The leading indicator that you’re falling behind in AI isn’t NRR. It’s new logo win rates against AI-native competitors. It’s whether your demos still land. It’s whether your product roadmap has actual agentic capabilities or just “AI features.” The team can point to 125% NRR and say everything is fine. Meanwhile, the new logo number is quietly dying because every fresh buyer is choosing the AI-native option. By the time the NRR finally cracks, you’ve already lost the next two years of growth. Watch new logo win rates by competitor. That’s the AI tell.
So just a few thoughts on what to do about it:
- First, strive for new logo growth of at least 50% of your total revenue growth. Palantir is doing this. If you’re growing 100% a year, strive for at least 50% growth in new customers and revenue from new accounts. Once the ratio starts to tilt past 2:1 of your new bookings from existing customers, you probably aren’t adding enough new customers.
- Second, measure logo retention as often as you do NRR. Align them and track them together. Strive for 90% logo retention in general wherever you have 120%+ NRR. And watch the GRR/NRR gap. If your GRR is 92% and NRR is 95%, the gap tells you exactly how thin the magic actually is.

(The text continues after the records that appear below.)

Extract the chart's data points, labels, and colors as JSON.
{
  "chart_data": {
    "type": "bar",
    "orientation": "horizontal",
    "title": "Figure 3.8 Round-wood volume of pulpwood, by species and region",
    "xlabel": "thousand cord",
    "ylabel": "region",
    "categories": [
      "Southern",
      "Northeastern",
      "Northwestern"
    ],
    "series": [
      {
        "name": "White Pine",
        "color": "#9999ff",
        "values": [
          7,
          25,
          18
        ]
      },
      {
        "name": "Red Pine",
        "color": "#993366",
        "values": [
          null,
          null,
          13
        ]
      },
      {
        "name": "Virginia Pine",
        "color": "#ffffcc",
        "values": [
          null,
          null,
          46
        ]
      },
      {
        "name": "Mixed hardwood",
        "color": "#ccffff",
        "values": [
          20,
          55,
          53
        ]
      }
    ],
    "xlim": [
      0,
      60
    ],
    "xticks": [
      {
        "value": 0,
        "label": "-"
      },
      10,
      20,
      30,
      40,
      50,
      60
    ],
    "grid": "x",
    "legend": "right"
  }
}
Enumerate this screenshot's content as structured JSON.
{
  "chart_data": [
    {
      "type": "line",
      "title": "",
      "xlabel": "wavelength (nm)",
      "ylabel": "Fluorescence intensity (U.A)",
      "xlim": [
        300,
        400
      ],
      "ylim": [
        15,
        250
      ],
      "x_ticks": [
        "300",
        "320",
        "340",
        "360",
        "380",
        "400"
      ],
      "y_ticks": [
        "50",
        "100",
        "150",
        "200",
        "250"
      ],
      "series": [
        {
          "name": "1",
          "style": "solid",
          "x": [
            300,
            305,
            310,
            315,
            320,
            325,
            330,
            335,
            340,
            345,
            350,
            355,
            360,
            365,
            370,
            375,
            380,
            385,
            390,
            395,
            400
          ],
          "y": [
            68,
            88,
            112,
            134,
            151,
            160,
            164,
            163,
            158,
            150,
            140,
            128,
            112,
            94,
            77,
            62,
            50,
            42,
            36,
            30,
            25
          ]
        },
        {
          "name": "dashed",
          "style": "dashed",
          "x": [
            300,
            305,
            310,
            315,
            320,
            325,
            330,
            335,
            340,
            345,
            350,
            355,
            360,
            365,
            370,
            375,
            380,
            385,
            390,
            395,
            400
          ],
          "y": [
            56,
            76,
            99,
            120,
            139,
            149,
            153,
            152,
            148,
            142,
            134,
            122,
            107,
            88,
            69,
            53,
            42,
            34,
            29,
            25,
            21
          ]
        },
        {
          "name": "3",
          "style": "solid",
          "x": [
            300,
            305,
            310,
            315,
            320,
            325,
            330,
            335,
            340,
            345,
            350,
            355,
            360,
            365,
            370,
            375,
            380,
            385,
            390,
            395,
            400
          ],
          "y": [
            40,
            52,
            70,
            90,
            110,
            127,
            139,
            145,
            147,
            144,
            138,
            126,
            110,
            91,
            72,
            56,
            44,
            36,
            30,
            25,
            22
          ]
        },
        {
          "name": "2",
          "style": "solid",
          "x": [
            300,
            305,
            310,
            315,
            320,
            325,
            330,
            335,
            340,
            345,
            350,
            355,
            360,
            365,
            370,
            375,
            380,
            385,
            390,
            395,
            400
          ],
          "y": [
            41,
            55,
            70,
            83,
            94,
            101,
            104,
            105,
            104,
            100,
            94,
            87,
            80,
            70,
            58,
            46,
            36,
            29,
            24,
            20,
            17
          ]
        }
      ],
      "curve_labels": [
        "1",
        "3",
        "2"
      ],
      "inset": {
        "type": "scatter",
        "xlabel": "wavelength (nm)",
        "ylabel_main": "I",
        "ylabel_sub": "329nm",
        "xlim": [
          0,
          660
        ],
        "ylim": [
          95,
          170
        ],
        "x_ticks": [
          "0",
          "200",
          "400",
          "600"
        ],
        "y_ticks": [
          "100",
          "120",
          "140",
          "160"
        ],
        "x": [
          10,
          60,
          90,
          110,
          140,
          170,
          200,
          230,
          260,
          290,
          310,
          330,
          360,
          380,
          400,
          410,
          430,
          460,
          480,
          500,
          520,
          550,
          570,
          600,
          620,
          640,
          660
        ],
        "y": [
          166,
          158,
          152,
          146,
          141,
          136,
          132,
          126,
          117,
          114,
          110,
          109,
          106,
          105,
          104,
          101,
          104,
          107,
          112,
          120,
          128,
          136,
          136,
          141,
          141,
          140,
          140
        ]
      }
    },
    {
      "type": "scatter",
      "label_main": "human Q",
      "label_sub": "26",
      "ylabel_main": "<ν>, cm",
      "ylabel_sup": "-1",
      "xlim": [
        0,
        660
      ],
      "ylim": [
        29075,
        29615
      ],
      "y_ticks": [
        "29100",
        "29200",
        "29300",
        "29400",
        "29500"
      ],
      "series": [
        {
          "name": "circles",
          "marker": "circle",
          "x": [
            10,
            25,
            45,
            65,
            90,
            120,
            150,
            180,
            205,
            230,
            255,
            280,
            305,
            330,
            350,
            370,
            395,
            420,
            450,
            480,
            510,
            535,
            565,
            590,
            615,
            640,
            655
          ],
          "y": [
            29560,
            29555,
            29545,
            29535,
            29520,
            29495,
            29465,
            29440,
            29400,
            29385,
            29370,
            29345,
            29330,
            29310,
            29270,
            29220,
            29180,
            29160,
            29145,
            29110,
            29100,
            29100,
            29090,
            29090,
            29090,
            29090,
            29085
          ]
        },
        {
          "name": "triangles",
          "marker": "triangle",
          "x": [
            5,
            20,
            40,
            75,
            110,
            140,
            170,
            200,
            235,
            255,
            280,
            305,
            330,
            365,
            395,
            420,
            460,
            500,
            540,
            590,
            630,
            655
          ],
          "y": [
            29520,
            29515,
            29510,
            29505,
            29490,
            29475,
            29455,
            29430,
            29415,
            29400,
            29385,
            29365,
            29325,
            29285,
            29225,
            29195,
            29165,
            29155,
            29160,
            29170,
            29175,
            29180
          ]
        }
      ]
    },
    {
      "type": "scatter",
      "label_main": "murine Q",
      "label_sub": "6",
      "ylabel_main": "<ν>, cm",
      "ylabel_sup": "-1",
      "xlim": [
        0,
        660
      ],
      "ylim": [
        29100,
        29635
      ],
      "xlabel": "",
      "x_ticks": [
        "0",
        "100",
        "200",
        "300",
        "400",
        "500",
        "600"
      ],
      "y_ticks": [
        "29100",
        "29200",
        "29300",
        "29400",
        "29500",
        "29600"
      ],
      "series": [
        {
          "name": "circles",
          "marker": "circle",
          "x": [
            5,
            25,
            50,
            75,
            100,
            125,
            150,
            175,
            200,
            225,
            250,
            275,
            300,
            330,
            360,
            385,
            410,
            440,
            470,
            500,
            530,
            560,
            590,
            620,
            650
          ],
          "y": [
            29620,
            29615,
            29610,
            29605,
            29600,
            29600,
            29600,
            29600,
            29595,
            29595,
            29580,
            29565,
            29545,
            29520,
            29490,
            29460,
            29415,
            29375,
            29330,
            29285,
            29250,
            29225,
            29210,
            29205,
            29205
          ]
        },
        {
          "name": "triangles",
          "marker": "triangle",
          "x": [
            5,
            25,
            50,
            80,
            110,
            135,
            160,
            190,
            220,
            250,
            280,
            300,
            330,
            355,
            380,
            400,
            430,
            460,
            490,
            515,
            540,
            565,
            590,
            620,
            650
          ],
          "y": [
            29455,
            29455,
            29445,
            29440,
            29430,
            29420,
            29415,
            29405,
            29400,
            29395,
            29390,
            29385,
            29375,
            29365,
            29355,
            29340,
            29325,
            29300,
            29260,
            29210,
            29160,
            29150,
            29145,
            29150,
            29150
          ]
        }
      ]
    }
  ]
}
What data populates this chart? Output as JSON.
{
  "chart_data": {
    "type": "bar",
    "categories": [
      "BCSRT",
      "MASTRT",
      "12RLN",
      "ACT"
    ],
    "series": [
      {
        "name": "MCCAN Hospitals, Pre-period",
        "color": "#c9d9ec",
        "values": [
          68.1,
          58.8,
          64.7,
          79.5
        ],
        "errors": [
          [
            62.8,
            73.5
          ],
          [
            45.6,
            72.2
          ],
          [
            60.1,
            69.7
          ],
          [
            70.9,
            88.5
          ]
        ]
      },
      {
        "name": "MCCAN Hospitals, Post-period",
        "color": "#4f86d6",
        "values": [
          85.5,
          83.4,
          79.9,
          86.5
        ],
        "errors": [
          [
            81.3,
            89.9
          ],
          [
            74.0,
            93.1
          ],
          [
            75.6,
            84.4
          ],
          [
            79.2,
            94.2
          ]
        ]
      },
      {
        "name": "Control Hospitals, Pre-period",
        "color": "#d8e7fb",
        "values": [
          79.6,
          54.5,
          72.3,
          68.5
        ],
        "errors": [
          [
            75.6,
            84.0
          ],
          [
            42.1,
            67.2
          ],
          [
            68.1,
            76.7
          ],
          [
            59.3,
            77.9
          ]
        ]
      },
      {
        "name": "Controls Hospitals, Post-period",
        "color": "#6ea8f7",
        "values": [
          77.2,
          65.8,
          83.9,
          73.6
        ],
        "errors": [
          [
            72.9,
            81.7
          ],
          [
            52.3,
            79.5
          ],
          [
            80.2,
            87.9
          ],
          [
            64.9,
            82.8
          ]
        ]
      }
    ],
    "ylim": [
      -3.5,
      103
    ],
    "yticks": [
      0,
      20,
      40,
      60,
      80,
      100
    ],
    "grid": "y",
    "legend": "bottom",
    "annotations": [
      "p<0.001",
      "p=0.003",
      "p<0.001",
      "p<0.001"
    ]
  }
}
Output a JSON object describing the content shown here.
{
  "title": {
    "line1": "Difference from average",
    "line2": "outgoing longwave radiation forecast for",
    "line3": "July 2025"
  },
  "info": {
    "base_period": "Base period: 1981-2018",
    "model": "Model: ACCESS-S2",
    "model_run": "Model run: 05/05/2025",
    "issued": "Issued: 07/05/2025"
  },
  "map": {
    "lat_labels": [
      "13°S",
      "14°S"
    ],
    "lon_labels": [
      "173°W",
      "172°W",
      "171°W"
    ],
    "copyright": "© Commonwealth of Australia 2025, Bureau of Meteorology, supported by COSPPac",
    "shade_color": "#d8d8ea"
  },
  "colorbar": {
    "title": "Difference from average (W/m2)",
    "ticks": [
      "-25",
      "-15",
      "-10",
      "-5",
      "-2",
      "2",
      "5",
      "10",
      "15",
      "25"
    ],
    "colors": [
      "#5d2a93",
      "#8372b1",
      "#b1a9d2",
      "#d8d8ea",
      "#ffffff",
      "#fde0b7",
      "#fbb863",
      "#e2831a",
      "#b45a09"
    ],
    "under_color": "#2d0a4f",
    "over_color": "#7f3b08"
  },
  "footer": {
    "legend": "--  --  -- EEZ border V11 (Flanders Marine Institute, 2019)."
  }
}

- Third, remember to segment your NRR and logo retention by deal size and motion. This will expose trends you don’t otherwise see, especially in your smaller customers. And watch direct sales separately from self-serve. MongoDB’s total customer count grew 20% YoY into 2026, but their Direct Sales Customers (the enterprise field sales accounts) went from 7,500 in early 2025 to 7,000 by late 2025. A 7% decline in the core enterprise business hidden by self-serve growth and consumption revenue. The aggregate often hides the rot.
- And finally, be honest if net new customer count ever drops below 20% a year. That’s a warning sign growth will stall in the future. Even if upsells and other high NRR attributes are masking it. I see too many founders not sounding the warning bell when net new customer count falls below +20% a year.
If you have 120%, even 130%+ NRR in 2026, that’s magic. Real magic. Do whatever it takes to keep it and even drive it up further.
The bar has gotten higher, and most of your competitors no longer have it.
Just remember as founders, it can also mask a lot of issues. Issues that will lead to slower growth than you’d otherwise have. Own those ones, because otherwise, the team has too much on its hands to do it themselves.